Integrating Inductive Biases in Transformers via Distillation for Financial Time Series Forecasting

arXiv cs.LG / 3/19/2026

📰 NewsIdeas & Deep AnalysisModels & Research

Key Points

  • The paper proposes TIPS (Transformer with Inductive Prior Synthesis), a knowledge-distillation framework that blends causality, locality, and periodicity biases inside a Transformer to improve forecasting of non-stationary financial time series.
  • TIPS trains bias-specialized Transformer teachers via attention masking and distills their knowledge into a single student model with regime-dependent alignment across biases.
  • Across four major equity markets, TIPS achieves state-of-the-art performance and outperforms strong ensembles in annual return, Sharpe ratio, and Calmar ratio while requiring only 38% of the inference-time computation.
  • The results highlight regime-dependent utilization of inductive biases for robust generalization in changing financial regimes.

Abstract

Transformer-based models have been widely adopted for time-series forecasting due to their high representational capacity and architectural flexibility.
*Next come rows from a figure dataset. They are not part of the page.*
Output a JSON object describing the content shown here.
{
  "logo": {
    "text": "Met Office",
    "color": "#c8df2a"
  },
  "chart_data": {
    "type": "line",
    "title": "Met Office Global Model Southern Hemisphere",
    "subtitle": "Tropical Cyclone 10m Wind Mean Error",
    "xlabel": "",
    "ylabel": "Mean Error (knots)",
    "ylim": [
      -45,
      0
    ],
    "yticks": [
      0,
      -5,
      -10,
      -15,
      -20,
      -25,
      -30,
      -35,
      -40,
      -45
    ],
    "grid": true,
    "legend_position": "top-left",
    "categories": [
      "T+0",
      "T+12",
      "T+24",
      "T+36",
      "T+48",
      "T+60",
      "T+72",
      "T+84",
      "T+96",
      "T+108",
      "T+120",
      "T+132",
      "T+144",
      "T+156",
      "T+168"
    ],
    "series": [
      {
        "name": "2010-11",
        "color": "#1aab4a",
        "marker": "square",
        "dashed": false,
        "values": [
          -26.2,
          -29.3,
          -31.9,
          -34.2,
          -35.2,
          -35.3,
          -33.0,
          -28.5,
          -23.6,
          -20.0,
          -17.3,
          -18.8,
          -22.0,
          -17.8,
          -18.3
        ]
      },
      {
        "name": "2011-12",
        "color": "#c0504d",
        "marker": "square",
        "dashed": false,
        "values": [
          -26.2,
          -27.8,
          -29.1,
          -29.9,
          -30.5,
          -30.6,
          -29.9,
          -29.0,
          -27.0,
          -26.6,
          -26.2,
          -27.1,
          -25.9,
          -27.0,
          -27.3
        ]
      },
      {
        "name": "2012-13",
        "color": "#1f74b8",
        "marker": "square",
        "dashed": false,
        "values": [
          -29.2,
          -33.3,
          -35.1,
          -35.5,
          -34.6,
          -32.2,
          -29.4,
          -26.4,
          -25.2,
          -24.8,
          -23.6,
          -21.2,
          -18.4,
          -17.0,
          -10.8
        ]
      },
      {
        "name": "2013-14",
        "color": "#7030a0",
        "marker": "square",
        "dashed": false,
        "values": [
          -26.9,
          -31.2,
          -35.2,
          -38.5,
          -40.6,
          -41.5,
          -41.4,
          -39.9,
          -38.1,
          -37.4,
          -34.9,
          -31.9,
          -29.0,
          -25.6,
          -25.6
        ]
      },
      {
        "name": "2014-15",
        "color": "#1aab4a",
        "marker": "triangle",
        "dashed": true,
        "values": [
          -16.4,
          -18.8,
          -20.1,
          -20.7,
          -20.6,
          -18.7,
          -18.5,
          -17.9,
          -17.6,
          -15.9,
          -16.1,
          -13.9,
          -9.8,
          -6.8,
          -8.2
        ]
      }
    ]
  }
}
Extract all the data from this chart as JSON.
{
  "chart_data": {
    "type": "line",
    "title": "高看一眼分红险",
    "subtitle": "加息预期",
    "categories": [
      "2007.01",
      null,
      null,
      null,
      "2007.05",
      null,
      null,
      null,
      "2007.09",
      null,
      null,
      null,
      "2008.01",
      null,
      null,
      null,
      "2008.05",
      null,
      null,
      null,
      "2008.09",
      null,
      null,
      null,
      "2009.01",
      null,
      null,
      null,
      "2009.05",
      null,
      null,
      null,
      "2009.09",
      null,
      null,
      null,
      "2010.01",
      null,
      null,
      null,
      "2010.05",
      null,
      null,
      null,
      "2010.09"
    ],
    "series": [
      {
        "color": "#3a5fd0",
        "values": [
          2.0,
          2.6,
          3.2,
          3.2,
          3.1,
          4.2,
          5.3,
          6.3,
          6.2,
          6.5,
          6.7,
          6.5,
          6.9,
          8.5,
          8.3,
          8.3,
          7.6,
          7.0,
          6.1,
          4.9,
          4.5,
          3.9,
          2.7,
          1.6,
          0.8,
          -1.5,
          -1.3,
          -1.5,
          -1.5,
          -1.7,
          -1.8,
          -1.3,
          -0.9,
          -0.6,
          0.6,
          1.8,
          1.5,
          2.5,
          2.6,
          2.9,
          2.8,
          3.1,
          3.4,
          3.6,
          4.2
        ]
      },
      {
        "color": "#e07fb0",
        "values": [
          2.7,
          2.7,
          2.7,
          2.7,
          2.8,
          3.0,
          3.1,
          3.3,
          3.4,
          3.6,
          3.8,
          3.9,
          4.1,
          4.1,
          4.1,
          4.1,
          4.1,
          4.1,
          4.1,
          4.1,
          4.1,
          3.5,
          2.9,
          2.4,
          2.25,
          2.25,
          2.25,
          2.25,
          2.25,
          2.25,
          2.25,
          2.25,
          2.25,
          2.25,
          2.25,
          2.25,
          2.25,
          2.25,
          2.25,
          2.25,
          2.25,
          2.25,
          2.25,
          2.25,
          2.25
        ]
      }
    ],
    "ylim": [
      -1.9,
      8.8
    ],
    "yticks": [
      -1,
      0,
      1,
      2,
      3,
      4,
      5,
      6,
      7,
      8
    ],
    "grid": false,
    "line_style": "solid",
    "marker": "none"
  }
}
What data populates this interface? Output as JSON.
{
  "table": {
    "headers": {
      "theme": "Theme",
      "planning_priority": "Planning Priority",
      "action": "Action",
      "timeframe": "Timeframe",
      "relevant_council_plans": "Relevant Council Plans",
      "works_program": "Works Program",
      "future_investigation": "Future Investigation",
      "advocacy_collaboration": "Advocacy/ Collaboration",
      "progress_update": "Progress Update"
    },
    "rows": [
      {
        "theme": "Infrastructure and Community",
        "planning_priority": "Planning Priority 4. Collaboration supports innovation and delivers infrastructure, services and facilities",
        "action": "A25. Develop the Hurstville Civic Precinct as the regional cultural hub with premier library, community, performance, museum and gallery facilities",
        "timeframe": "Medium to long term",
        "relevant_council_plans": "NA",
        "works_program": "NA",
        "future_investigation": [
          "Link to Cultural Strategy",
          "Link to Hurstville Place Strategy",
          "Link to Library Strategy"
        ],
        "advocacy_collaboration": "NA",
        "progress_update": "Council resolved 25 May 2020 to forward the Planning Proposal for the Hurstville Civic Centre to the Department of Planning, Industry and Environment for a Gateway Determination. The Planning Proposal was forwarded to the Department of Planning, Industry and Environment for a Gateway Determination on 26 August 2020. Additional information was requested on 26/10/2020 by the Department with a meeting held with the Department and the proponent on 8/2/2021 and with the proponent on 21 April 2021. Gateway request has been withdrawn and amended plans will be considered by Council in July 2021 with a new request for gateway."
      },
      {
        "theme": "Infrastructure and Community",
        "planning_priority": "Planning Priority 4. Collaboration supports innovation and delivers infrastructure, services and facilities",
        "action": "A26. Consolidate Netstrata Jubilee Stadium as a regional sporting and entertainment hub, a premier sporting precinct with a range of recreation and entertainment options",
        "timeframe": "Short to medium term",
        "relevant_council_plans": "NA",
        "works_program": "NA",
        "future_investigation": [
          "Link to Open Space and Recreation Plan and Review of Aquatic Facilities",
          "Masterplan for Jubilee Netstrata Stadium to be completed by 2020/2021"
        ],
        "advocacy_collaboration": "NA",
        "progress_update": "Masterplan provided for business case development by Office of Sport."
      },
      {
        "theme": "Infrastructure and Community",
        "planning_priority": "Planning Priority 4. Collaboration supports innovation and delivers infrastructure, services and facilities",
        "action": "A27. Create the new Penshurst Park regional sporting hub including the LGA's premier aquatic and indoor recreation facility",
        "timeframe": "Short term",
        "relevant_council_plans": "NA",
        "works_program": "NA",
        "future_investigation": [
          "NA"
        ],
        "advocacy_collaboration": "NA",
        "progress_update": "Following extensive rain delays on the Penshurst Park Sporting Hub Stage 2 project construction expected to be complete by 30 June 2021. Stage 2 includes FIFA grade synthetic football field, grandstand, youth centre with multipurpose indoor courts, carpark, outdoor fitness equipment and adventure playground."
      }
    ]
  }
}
However, many Transformer variants implicitly assume stationarity and stable temporal dynamics -- assumptions routinely violated in financial markets characterized by regime shifts and non-stationarity. Empirically, state-of-the-art time-series Transformers often underperform even vanilla Transformers on financial tasks, while simpler architectures with distinct inductive biases, such as CNNs and RNNs, can achieve stronger performance with substantially lower complexity. At the same time, no single inductive bias dominates across markets or regimes, suggesting that robust financial forecasting requires integrating complementary temporal priors. We propose TIPS (Transformer with Inductive Prior Synthesis), a knowledge distillation framework that synthesizes diverse inductive biases -- causality, locality, and periodicity -- within a unified Transformer. TIPS trains bias-specialized Transformer teachers via attention masking, then distills their knowledge into a single student model with regime-dependent alignment across inductive biases. Across four major equity markets, TIPS achieves state-of-the-art performance, outperforming strong ensemble baselines by 55%, 9%, and 16% in annual return, Sharpe ratio, and Calmar ratio, while requiring only 38% of the inference-time computation. Further analyses show that TIPS generates statistically significant excess returns beyond both vanilla Transformers and its teacher ensembles, and exhibits regime-dependent behavioral alignment with classical architectures during their profitable periods. These results highlight the importance of regime-dependent inductive bias utilization for robust generalization in non-stationary financial time series.